Disadvantages of a company include higher fees, more regulations, more paperwork and less privacy.

Doing business with others
In this particular economic climate, you may find it more beneficial to join forces with other individuals or companies in order to achieve the business idea.

This collaborative approach can be attractive especially for persons who wish to conserve their financial resources or who wish to utilize specific skillsets of others. However, it should be properly structured in order to protect your interests and to ensure that the business is conducted with certainty and in accordance with previously set parameters.

This joint approach can be formalized through a variety of ways. Two of the more popular are Partnership Agreements and Joint Venture Agreements. The choice between the two is based on how you wish to carry on the business. If you wish to share liability and decision-making power, you should form a partnership.
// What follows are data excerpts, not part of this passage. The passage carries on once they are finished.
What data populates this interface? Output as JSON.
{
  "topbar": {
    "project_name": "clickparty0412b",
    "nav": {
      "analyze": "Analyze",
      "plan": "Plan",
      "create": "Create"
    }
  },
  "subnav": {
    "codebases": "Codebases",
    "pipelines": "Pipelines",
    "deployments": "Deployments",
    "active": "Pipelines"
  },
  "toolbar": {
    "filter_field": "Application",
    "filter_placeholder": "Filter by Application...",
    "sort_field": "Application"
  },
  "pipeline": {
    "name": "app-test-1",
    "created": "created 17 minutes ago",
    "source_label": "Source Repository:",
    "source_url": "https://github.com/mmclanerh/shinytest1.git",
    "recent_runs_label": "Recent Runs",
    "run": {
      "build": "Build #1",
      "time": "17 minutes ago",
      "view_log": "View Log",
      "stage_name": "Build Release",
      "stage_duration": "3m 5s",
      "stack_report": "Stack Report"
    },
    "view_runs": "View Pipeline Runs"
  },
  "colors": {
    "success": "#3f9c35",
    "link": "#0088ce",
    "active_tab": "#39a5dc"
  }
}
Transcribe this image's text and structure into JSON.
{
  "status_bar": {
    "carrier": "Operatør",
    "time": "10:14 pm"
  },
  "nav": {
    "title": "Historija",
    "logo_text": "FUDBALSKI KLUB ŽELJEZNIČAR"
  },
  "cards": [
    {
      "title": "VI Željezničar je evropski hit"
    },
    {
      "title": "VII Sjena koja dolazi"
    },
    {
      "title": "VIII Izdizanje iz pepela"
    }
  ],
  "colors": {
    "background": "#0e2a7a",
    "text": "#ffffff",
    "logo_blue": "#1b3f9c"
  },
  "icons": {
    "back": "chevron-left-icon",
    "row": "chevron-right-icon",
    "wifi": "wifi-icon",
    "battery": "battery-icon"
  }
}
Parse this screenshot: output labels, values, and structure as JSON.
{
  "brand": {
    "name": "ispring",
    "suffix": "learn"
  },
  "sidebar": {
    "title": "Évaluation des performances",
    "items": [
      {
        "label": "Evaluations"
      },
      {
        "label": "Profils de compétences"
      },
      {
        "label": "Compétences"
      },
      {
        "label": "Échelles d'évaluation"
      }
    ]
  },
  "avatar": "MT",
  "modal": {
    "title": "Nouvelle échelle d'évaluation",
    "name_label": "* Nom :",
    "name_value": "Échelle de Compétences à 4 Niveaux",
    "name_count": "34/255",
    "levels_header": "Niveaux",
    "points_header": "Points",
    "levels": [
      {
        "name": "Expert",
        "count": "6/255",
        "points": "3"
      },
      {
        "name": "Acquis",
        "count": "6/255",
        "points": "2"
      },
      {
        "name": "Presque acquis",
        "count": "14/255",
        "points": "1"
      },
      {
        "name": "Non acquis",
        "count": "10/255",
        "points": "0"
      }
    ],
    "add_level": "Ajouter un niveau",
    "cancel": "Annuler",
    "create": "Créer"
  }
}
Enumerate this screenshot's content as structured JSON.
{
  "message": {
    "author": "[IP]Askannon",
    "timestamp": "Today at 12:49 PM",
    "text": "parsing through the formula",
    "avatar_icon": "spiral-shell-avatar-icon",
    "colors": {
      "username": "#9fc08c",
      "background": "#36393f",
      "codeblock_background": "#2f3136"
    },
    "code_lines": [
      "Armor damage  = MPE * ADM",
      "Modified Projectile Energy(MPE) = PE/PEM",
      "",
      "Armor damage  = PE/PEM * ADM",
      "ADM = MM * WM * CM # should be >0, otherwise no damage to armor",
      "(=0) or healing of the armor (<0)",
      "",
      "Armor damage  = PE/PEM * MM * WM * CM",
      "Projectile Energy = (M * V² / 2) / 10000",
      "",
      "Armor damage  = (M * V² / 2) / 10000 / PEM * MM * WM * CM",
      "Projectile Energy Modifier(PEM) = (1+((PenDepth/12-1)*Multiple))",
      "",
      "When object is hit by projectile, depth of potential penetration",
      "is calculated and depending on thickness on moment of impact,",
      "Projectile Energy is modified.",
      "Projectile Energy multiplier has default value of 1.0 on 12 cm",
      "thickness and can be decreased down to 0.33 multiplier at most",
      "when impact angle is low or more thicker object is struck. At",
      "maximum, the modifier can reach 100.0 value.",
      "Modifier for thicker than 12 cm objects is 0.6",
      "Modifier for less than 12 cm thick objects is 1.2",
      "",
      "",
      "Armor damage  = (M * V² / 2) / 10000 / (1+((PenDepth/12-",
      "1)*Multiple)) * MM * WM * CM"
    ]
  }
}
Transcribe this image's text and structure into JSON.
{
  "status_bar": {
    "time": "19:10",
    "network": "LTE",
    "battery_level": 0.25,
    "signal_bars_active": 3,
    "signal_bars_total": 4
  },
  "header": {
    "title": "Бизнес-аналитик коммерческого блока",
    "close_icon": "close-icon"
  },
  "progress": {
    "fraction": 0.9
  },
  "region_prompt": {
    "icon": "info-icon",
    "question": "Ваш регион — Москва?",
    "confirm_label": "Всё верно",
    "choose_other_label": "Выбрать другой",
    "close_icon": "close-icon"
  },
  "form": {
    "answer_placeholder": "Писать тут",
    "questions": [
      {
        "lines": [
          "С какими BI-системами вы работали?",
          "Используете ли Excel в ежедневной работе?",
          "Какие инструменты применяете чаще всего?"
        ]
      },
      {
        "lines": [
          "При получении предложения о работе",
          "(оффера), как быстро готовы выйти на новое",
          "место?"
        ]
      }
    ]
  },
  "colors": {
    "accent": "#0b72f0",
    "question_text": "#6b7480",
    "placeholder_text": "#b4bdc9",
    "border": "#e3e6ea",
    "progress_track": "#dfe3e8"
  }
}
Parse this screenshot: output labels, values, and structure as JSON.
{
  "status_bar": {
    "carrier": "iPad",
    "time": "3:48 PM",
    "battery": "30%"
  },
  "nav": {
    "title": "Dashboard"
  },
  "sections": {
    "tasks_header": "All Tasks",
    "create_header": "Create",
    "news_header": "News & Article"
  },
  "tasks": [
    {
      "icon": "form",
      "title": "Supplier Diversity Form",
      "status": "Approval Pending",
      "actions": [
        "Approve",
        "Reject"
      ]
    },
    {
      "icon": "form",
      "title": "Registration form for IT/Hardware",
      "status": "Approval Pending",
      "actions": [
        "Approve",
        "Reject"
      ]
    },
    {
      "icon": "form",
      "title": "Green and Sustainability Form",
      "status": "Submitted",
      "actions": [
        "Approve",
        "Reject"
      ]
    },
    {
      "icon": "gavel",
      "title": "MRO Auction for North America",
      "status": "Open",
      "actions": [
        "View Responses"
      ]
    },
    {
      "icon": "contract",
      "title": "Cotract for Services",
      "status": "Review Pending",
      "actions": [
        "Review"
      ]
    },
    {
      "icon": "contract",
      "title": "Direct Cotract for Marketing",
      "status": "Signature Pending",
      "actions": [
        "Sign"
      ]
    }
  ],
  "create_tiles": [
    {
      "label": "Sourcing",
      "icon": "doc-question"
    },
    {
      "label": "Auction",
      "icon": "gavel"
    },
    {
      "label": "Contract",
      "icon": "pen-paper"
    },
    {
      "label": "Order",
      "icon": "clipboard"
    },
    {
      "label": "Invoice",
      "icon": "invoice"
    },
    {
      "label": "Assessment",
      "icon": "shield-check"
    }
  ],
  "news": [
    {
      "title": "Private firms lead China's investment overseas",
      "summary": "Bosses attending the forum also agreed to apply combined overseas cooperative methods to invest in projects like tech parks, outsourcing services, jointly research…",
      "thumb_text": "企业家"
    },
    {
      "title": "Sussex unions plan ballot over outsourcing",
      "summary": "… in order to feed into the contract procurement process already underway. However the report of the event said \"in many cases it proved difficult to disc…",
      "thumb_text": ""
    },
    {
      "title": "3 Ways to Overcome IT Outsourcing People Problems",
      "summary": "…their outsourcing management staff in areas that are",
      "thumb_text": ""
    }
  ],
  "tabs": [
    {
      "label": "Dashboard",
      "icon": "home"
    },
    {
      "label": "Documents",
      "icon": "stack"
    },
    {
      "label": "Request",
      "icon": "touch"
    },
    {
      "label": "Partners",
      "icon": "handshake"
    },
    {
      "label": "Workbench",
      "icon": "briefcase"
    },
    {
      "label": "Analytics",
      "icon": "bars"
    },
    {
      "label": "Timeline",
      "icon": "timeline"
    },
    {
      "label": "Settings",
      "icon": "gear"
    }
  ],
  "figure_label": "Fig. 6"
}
However, if you do not wish to share liability and don’t wish each party to be able to bind each other, you would likely want to enter into a Joint Venture Agreement.

There is light at the end of the tunnel. The human race has overcome every difficult situation we have been faced with and this will be no different. How you emerge from the pandemic can be positively shaped by the entrepreneurial steps you take to secure your future and the future of your loved ones. With the right legal framework, you are one step closer to achieving your entrepreneurial goals, even in a pandemic.

Disclaimer: This article is for general information purposes only. It is not, nor should it be construed or relied on as, individual legal advice.